Releasing a binary gem with cibuildgem

We aimed to make cibuildgem easy and fast to set up. Since many gems with native extensions are already configured with Rake Compiler for development compilation, we chose to piggyback on that so cibuildgem can run without any extra configuration for most gems.

The workflow generated by cibuildgem is intentionally standard.

  • Want to compile your gem on Linux AArch64? Add it to the matrix.
  • Want to trigger the workflow automatically when pushing a new git tag? No problem — tweak it to your liking.

We also wanted to ensure that the binaries compiled by cibuildgem would work in a macOS development environment and a Linux production environment on a real Rails application.

As an experiment, we used cibuildgem to compile dozens of open-source gems and publish them under a “namespace” on RubyGems.org (e.g., sassc -> precompiled-sassc).

The goal was to see how much performance improvement we could get with precompiled binaries. To test this, we created a Bundler plugin that hijacked the Bundler resolver to download the gems with precompiled binaries we had just published. For example, it would force-install precompiled-json if the json gem was requested anywhere in the dependency tree.

We tested this and deployed on an internal application which included 235 gems. By precompiling 17 of them, we saw a 3.5x performance improvement.

  Without precompiled binaries With some precompiled binaries
bundle install 24.2s 7.0s (3.5x faster)2

This experiment demonstrates how much faster bundle install could be when gems are precompiled. It has also given us confidence that cibuildgem builds compatible binaries for macOS and Linux.

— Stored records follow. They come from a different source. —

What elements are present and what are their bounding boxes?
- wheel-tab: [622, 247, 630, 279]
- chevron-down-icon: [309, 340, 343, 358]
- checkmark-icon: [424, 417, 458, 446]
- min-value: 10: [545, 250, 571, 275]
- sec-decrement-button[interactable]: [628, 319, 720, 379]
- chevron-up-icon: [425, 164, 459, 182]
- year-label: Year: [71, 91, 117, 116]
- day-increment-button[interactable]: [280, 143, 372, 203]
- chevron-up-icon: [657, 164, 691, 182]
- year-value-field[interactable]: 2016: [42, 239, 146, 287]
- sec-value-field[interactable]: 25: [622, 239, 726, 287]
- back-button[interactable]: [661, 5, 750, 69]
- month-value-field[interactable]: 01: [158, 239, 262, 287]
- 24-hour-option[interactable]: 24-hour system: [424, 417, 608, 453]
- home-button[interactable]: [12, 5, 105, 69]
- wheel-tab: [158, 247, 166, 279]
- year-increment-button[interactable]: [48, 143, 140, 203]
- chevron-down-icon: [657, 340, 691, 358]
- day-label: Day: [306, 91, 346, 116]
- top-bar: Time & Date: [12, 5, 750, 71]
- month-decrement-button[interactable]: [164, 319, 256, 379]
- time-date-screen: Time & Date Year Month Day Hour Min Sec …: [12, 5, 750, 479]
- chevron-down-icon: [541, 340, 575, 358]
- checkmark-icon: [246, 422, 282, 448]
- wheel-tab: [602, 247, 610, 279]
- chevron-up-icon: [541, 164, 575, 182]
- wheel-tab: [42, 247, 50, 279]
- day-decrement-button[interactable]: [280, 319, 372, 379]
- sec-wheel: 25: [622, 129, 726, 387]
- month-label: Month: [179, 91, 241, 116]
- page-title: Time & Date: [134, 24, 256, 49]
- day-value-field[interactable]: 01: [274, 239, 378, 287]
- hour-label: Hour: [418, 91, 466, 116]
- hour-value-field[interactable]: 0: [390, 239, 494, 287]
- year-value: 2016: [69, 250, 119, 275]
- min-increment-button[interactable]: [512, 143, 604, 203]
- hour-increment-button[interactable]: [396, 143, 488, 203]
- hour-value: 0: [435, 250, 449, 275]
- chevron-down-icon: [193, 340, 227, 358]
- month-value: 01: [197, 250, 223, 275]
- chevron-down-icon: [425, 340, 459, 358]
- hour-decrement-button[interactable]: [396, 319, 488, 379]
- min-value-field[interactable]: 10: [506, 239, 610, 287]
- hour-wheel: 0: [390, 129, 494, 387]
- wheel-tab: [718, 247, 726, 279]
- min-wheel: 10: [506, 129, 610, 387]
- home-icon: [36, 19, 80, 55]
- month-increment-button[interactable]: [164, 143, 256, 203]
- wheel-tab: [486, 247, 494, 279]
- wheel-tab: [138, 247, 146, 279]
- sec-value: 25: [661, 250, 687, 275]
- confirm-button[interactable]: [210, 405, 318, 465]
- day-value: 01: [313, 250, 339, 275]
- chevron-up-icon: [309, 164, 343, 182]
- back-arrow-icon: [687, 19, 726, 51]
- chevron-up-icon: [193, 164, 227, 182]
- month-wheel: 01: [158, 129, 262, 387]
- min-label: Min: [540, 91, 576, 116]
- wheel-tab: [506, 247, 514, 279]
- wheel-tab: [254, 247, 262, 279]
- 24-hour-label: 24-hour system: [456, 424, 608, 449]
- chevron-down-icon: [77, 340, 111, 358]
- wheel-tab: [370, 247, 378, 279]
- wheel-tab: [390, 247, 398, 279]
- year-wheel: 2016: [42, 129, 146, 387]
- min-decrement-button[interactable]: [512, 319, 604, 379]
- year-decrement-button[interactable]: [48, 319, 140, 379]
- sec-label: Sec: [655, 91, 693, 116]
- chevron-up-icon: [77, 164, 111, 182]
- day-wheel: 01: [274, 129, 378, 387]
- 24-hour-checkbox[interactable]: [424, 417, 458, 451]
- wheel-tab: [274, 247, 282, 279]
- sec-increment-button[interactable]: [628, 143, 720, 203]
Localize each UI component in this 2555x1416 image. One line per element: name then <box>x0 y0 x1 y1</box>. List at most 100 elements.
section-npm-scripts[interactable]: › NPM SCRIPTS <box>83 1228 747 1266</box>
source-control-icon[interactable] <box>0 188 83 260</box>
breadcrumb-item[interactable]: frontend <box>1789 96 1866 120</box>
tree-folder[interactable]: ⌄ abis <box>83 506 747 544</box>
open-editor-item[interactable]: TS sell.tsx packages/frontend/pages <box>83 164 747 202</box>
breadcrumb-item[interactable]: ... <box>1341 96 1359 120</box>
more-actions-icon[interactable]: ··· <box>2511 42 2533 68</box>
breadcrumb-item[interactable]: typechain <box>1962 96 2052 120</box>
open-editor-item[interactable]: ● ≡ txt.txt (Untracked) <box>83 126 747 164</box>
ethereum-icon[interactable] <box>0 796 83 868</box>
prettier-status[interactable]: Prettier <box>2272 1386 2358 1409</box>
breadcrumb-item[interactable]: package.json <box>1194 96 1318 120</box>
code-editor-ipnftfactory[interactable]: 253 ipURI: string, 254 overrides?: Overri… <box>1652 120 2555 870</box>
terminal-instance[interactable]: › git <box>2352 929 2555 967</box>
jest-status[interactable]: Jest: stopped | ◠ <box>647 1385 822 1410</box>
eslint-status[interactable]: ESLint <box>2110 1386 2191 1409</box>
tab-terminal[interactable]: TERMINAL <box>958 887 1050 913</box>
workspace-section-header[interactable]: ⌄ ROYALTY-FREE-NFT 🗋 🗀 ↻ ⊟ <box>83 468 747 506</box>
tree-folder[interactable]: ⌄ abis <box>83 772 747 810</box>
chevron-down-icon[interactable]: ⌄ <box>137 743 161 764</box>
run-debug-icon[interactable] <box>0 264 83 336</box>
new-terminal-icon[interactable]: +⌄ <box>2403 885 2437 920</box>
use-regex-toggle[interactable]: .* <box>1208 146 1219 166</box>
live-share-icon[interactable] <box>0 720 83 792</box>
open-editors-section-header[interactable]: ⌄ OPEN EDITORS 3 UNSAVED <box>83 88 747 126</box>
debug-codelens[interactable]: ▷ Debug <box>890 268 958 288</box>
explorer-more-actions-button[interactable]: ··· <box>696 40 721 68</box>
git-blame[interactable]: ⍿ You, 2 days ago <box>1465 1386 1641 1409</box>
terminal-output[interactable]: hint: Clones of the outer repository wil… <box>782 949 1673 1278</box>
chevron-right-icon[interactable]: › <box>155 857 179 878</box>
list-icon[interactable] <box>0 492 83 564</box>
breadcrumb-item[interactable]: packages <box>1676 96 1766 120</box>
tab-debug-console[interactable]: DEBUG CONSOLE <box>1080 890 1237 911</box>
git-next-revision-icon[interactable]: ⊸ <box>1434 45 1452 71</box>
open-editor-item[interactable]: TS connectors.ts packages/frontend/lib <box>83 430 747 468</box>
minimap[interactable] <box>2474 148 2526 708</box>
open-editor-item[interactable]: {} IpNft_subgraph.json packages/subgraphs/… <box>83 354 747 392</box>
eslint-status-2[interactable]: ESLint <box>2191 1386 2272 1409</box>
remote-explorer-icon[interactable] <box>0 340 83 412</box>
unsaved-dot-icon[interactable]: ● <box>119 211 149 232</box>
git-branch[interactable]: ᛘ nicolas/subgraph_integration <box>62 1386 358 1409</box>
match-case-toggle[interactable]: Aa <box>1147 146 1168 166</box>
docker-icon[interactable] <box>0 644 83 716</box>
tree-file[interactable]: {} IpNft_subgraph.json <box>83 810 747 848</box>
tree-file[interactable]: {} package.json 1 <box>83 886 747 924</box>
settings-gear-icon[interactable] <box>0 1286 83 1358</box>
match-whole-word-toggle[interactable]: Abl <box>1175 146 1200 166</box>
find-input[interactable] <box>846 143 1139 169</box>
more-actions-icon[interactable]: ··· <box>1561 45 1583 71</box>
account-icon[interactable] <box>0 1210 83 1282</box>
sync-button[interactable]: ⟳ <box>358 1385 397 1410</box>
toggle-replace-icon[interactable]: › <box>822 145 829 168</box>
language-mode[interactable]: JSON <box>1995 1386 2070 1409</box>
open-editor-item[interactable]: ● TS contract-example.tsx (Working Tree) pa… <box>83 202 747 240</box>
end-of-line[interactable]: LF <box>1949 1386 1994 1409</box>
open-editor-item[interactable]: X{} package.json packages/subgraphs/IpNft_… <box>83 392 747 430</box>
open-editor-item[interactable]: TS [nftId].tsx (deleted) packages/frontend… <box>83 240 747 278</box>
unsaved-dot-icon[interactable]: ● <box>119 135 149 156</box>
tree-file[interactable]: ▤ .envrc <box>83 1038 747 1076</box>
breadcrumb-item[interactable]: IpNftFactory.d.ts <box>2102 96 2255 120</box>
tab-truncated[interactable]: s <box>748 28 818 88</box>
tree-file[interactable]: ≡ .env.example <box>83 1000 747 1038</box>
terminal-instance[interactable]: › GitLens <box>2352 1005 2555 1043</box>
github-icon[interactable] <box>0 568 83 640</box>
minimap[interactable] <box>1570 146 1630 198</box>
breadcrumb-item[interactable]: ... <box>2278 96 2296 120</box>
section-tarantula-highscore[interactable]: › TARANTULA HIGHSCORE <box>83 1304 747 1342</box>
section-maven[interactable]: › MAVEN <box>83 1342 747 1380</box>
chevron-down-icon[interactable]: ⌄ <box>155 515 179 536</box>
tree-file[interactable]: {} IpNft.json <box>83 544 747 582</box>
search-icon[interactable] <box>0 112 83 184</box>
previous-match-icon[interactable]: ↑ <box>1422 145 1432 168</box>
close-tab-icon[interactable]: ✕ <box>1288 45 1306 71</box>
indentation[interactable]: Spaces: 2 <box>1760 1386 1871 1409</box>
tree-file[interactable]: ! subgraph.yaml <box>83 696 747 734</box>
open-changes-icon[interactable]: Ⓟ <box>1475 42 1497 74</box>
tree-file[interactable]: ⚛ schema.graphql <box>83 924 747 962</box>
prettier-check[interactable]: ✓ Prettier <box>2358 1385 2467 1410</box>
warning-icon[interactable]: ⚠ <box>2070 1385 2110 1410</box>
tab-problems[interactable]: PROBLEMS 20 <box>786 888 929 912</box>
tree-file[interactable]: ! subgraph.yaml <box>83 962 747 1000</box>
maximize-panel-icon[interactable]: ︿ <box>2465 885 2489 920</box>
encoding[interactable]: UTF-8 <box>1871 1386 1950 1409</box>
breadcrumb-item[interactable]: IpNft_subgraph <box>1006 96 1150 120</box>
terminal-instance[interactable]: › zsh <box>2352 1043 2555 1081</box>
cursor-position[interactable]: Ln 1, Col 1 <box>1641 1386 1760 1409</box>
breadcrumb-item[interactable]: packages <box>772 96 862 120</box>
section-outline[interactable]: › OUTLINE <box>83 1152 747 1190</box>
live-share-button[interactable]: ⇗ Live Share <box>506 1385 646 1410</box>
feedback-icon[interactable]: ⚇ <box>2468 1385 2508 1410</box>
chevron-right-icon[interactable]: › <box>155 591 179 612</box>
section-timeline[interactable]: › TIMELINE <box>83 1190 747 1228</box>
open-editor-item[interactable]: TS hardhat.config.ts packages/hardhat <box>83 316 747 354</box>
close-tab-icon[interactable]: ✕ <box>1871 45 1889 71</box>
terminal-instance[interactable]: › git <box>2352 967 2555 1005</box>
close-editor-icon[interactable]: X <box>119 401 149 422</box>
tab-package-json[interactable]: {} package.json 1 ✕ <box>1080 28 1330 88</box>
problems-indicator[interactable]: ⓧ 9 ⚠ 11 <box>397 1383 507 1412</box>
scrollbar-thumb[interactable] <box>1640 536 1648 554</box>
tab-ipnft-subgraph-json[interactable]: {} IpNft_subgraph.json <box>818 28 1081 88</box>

In fact, a few gems at Shopify are now released with precompiled binaries (stack_frames, heap_profiler, rubydex) thanks to cibuildgem.

If you maintain a gem with a native extension, we’d love for you to give it a try and share your feedback ❤️!

  1. Network speed and computation power affects those results. 

  2. 5 gems are still being compiled, we could decrease install time even further.